MTY is a Montreal-based collector of restaurant chains. Most of its sales now come from U.S.-based concepts, thanks to a series of acquisitions over the years of companies such as Cold Stone Creamery, Wetzel’s Pretzels, Papa Murphy’s and the parent company of Famous Dave’s.

Many of those brands had a tough experience in the first quarter, largely due to the weather. Lefebvre said weather was a particularly difficult problem for the company’s frozen treat brands, such as Cold Stone and Pinkberry. Weather also kept people out of the malls, he said, which hurt Wetzel’s Pretzels.

At the same time, however, consumer concern about inflation, particularly at restaurants, kept some people at home.

The combination of bad weather and a difficult consumer has made things tough on fast-food restaurants so far this year.
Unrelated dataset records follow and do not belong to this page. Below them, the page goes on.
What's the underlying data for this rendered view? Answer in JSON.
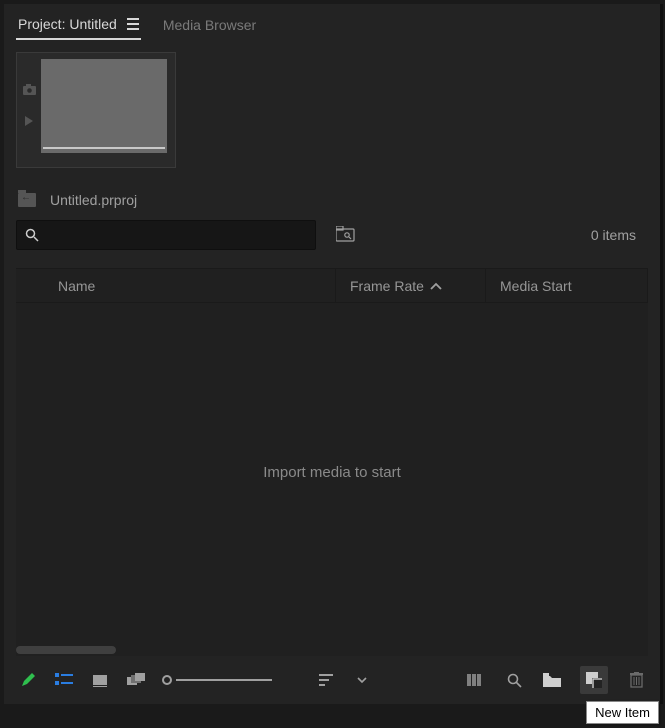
{
  "tabs": {
    "project": "Project: Untitled",
    "media_browser": "Media Browser"
  },
  "project_file": "Untitled.prproj",
  "search": {
    "placeholder": ""
  },
  "item_count": "0 items",
  "columns": {
    "name": "Name",
    "frame_rate": "Frame Rate",
    "media_start": "Media Start"
  },
  "empty_message": "Import media to start",
  "tooltip": "New Item",
  "icons": {
    "pencil": "pencil-icon",
    "list_view": "list-view-icon",
    "icon_view": "icon-view-icon",
    "freeform": "freeform-view-icon",
    "zoom": "zoom-slider",
    "sort": "sort-icon",
    "chevron": "chevron-down-icon",
    "automate": "automate-to-sequence-icon",
    "find": "find-icon",
    "new_bin": "new-bin-icon",
    "new_item": "new-item-icon",
    "trash": "trash-icon"
  }
}
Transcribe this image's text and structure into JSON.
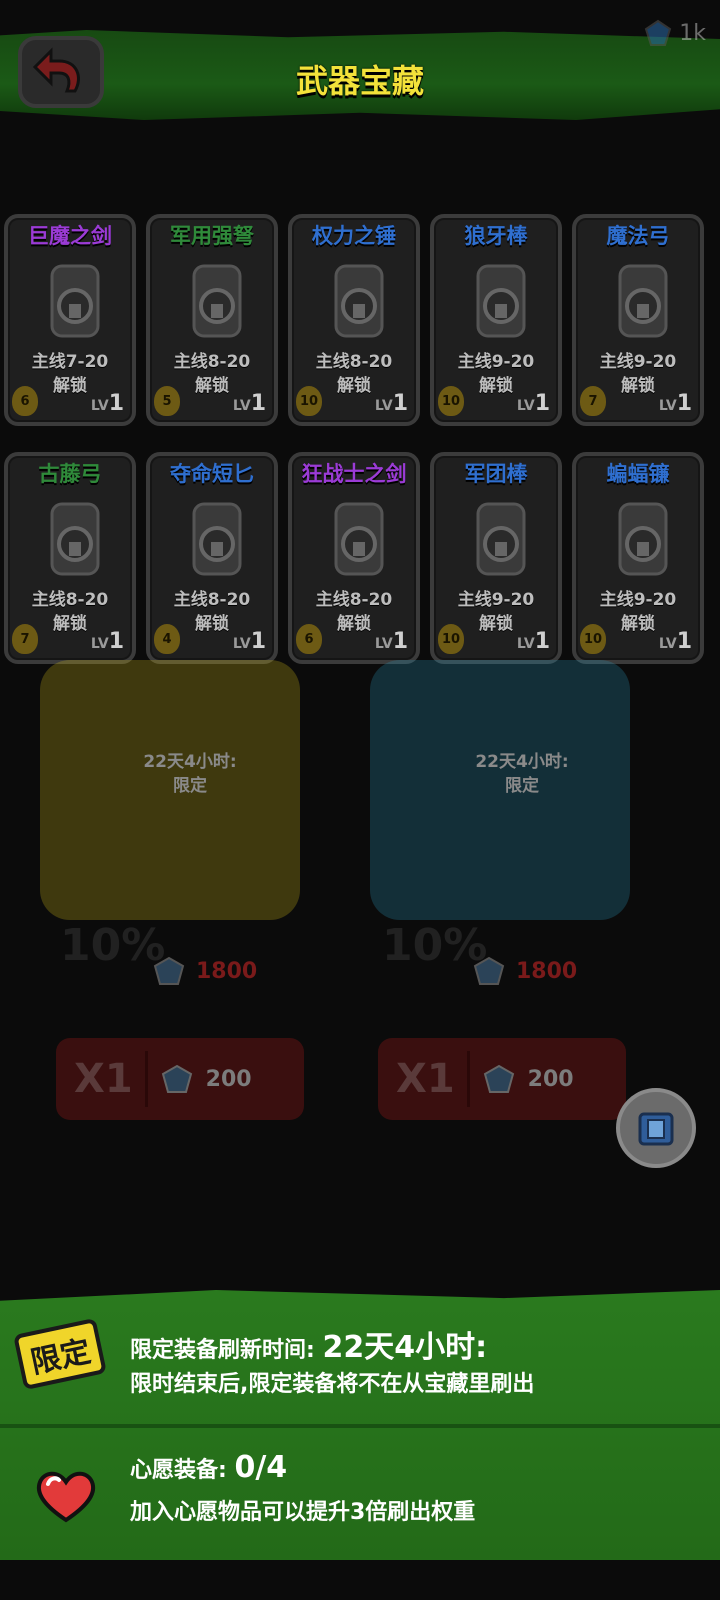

“Consumer spending is not what it was a year ago, for sure,” Lefebvre said. “But it’s not a disaster either.”

Papa Murphy’s is the company’s largest single chain. But it, like many other pizza brands, has struggled coming out of the pandemic. The franchised chain closed 3.5% of its locations and now operates 1,127 U.S. locations. System sales rose just 0.7%, according to Technomic Ignite data. Technomic is a sister company of Restaurant Business.
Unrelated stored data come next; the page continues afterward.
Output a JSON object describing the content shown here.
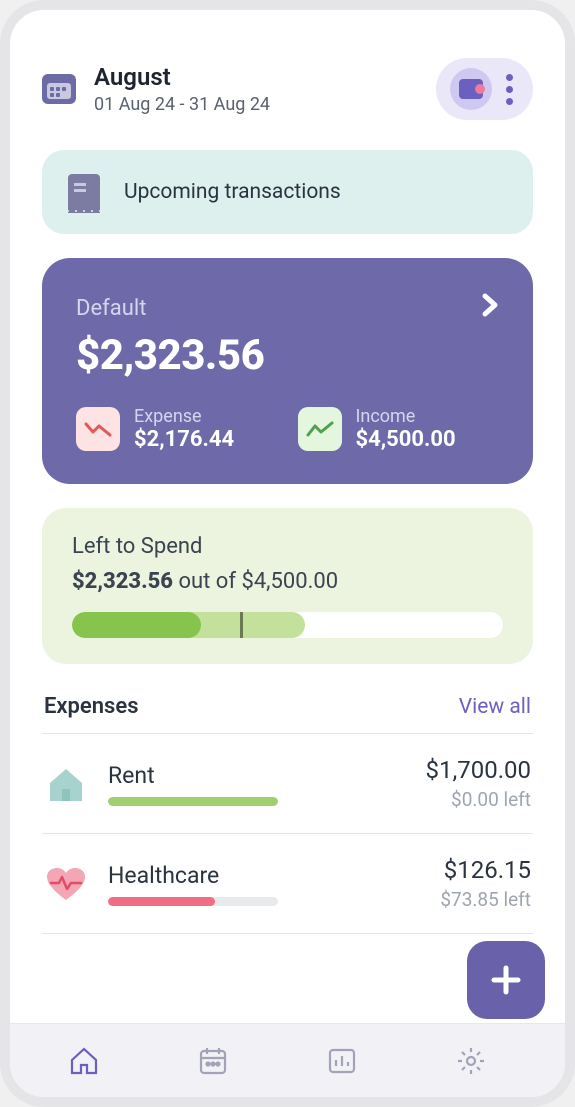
{
  "header": {
    "month": "August",
    "range": "01 Aug 24 - 31 Aug 24"
  },
  "upcoming": {
    "label": "Upcoming transactions"
  },
  "balance": {
    "account_label": "Default",
    "amount": "$2,323.56",
    "expense_label": "Expense",
    "expense_value": "$2,176.44",
    "income_label": "Income",
    "income_value": "$4,500.00"
  },
  "left_to_spend": {
    "title": "Left to Spend",
    "remaining": "$2,323.56",
    "middle_text": " out of ",
    "total": "$4,500.00"
  },
  "expenses_section": {
    "title": "Expenses",
    "view_all": "View all",
    "items": [
      {
        "name": "Rent",
        "amount": "$1,700.00",
        "left": "$0.00 left",
        "bar_pct": 100,
        "bar_color": "#9fcf6e",
        "icon": "home"
      },
      {
        "name": "Healthcare",
        "amount": "$126.15",
        "left": "$73.85 left",
        "bar_pct": 63,
        "bar_color": "#ef6d85",
        "icon": "heart"
      }
    ]
  }
}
Lefebvre hinted that changes were coming to the brand, noting that there were changes in company leadership. “We did make some significant changes in Papa Murphy’s,” he said. “So a number of things are coming.”

Several pizza chains have seen sales weaken over the past two years, amid competition from third-party delivery and concern about the price of pizza delivery. That has led chains like Papa Johns and Domino’s to intensify their marketing efforts.

But the sector hasn’t necessarily shifted to value. “Pizza is always very competitive,” Lefebvre said. “There’s always various offers with different price points from our competitors. I suspect that will not change.”

“It is what it is,” he added. “We just need to find a way to respond without necessarily going too deep into these types of discounts, because ultimately we need our franchisees to make money.”